Der Koalitionsvertrag gibt höchst umfangreich, aber durchweg sehr ungenau Auskunft über Absichten für die Regierungspolitik, zumeist ohne Konkretion. Wo Vorhaben - es sind einige einleuchtende darunter, was bei 185 Seiten Text auch nicht verwunderlich ist - ein bisschen präzisiert sind, bedürfen sie noch näherer Abstimmung im Kabinett und zwischen den Koalitionspartnern, um als Gesetzesvorschlag in das legislative Verfahren zu gelangen.

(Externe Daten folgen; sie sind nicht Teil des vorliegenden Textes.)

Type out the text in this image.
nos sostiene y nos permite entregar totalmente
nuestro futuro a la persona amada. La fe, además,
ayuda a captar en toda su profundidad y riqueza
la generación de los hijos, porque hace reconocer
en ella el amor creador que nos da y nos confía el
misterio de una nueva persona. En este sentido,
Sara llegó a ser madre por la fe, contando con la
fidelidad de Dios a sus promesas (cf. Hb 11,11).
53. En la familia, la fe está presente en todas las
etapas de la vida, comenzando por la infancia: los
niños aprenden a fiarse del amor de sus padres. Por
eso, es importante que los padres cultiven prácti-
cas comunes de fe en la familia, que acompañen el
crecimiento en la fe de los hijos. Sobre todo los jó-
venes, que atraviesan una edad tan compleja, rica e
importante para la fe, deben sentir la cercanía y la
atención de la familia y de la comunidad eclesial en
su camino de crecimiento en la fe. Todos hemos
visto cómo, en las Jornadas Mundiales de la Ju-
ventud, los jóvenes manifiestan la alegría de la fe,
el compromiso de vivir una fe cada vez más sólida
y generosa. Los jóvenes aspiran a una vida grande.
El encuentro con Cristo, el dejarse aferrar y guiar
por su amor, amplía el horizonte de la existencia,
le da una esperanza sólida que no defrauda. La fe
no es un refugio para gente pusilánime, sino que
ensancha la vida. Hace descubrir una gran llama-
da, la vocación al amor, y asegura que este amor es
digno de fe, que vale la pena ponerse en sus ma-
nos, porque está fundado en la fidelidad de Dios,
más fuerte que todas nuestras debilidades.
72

Der endlos schweifende Charakter des Vertragswerkes erklärt sich aus der Prozedur bei den Koalitionsverhandlungen: Um das Bündnis in den beteiligten Parteien schmackhaft zu machen, wurden möglichst viele Funktionsträger einbezogen, die ihre Wünsche wenigstens verbal berücksichtigt wissen wollten. Außerdem halten Vieldeutigkeiten in den Formulierungen den Raum offen für kleine Machtkämpfe innerhalb der regierenden Koalition, mit denen die Parteien sich dann bei ihrem jeweiligen Anhang profilieren können.

Im Koalitionsvertrag steht, was regierend bearbeitet werden soll; das schließt spätere politikgestaltende Schritte, die dem Vertrag nicht zu entnehmen sind, keineswegs aus. Die Koalition von SPD und Grünen unter Gerhard Schröder als historisches Exempel: Die Agenda 2010 war im Wahlauftritt nicht angekündigt, auch nicht bei den Vorgesprächen fürs Regieren, ebenso wenig dann beim Antritt des Kanzlers. Sie war eine unerwartete Bescherung.

Brüche im sozialen Gefüge

"Armut steigt trotz Wirtschaftsaufschwung" - so neulich der Titel eines Berichts in der F.A.Z., über die Ergebnisse des offiziellen "Datenreports 2013", der sich auf die Zahlen des Statistischen Bundesamtes stützt. Zu demselben Resultat kommt der "Armutsbericht 2013" des Paritätischen Wohlfahrtsverbandes (Sinkende Reallöhne - steigende Armut). Verarmung in einem Reichtumsland?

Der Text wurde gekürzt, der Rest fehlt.